Some B2B buyers might be more emotionally driven as they typically take on more risk when buying a product or a service. If the purchase fails to provide the promised experience, the company might potentially lose millions of dollars and the decision-maker will get blamed.
Because of that B2B buyers might carry more emotions when making a buying decision, but we can’t state that such buyers are more emotionally driven than B2C ones.
B2B Marketing Is About Reaching Companies Not People
Answer: false
Even though B2B marketers are trying to land a company as a client, that does not mean that their campaigns do not target real people.
In fact, behind each company, there is a decision-maker who decides whether the contract will be signed or not. So, when coming up with a marketing strategy, B2B marketers have to try to connect with people at a personal level, recognize what their problems are, and how their service or product can help solve them.
By the way, along with reaching business employees, it is also beneficial in the majority of cases to reach their potential customers.
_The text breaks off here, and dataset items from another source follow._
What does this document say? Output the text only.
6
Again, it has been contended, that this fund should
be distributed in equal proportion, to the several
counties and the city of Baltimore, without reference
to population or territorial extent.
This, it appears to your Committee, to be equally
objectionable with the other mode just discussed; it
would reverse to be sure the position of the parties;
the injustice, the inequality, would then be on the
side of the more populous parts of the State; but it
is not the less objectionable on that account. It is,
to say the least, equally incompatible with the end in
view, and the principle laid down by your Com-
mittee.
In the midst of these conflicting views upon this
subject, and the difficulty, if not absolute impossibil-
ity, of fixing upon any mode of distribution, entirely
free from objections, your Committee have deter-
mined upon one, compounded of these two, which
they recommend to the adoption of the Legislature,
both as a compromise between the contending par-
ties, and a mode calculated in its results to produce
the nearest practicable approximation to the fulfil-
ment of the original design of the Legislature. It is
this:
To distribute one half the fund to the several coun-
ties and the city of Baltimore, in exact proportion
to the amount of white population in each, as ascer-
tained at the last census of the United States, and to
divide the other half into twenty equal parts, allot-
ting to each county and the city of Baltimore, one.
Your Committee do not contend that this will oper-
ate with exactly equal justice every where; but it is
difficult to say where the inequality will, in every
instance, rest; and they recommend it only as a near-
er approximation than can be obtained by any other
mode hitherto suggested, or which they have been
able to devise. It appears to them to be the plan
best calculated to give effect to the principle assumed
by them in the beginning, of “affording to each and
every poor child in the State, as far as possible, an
Certain businesses can be forced to start using a product if that’s what their customers are demanding as B2B markets (unlike B2C markets) are driven by derived demand.
B2B Companies Don’t Need an Active Social Media Presence
Answer: false
This statement couldn’t be any further from reality because social media is a source that is used by 75% of business-to-business buyers to make purchasing decisions.
An active social media presence allows your company to develop a relationship with potential customers by building brand awareness, increasing engagement, and educating your audience.
Furthermore, over 50% of B2B buyers say that they are more likely to buy from a brand once they have read their content.
Final Thoughts: Which Statement About The B2B Market Is True?
Now you know what statements about the B2B market are true and which are entirely false.
There are also cases when it is practically impossible to give a definite answer as even though business-to-business companies share a lot in common, they can be drastically different in many ways. Thus, there simply can’t be a one-fits-all solution.